Bourne guardó silencio. Había algo en el capo de la droga que provocaba una animosidad instintiva, como ver a un escorpión o una viuda negra. La criatura podía no resultar amenazadora en el momento, pero ¿y en el futuro? Bourne lo estudió. Era el opuesto absoluto de Gustavo Moreno, a quien había conocido hacía muchos años. Pese a todo lo demás que pudiera haber sido, Moreno era un caballero: es decir, podías confiar en él cuando daba su palabra. Bourne no tenía esa sensación con Corellos. Berengaria hacía bien en temerlo.

Durante este momento de pausa, Corellos se acomodó en su silla, de modo que ésta crujió como los huesos de un anciano.

—Bien. ¿Qué es lo que quiere esa puta?

—Berengaria sólo quiere que la dejen en paz.

Corellos echó atrás la cabeza y soltó una carcajada. Bourne pudo ver la gruesa marca roja de cuando había empezado a estrangularlo.

—Bueno. De acuerdo, pasemos al siguiente paso. ¿Cuánto quiere?

—Ya se lo he dicho —contestó Bourne tranquilamente—. Nada.

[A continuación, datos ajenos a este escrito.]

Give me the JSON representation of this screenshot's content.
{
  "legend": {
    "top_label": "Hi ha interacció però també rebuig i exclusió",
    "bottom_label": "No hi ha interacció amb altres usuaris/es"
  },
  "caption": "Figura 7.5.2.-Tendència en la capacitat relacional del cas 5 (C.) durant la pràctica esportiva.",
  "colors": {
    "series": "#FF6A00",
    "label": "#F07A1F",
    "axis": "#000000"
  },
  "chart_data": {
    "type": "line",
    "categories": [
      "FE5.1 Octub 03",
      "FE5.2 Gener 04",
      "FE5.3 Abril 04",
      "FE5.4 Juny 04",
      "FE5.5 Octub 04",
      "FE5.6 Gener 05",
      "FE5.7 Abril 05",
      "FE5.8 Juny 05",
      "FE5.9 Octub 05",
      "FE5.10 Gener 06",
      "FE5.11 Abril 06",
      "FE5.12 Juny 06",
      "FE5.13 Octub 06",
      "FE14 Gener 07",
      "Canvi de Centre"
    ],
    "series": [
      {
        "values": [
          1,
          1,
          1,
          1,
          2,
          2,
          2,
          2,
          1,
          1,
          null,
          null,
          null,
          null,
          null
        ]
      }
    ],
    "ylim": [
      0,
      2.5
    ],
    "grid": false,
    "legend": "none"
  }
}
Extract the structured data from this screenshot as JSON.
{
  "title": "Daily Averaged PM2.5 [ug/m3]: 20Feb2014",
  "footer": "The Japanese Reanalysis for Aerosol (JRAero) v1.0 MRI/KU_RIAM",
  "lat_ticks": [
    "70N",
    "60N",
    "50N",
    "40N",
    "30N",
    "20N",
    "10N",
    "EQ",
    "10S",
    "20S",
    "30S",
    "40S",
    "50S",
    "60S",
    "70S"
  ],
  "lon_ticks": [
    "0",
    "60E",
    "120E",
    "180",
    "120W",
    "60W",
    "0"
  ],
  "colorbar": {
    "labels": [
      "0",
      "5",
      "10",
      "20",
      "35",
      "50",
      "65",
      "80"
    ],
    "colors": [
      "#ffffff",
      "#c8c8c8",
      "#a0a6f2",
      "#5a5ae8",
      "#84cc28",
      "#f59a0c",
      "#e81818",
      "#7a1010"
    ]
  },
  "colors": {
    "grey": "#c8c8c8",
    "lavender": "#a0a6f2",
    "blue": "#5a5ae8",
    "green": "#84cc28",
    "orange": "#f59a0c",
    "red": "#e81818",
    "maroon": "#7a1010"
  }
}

—No trate de engañarme. Venga, dígalo.

Una fina brisa sacudió los enjambres de mosquitos. El bosque estaba repleto de sonidos de insectos, ranas de zarzal y pequeños mamíferos nocturnos. Bourne sólo quería una cosa: enterrar su puño en la cara de Corellos. Ahora que lo había conocido, sospechaba que Moreno había dejado su mitad del negocio a su hermana para fastidiar a su socio. No podían haberse llevado bien a nivel personal.

—Puede que usted crea a esa puta —dijo Corellos—, pero ello no significa que yo tenga que hacer lo mismo.

—Sólo déjela en paz y esto se terminará.

El capo sacudió la cabeza.

—Ella tiene todos mis contactos.

—Aquí tiene el contenido del disco duro de su ordenador.

Bourne le tendió el texto impreso que Berengaria le había dado antes de salir de Phuket.

Corellos abrió la carpeta y pasó su grueso y calloso índice por la lista.

—Está todo. —Alzó la cabeza y se encogió de hombros—. Esto es una copia. —La agitó en el aire—. No significa nada.

Bourne le tendió el disco duro del portátil de Berengaria.

El capo se lo quedó mirando un instante.

—No me joda. —Riendo, asintió—. Hecho.

—Si va tras ella… —Bourne dejó que la amenaza implícita flotara en el aire húmedo.

Corellos se detuvo durante medio segundo. Entonces abrió mucho los brazos.

—Si voy tras esa puta, entonces venga a por mí.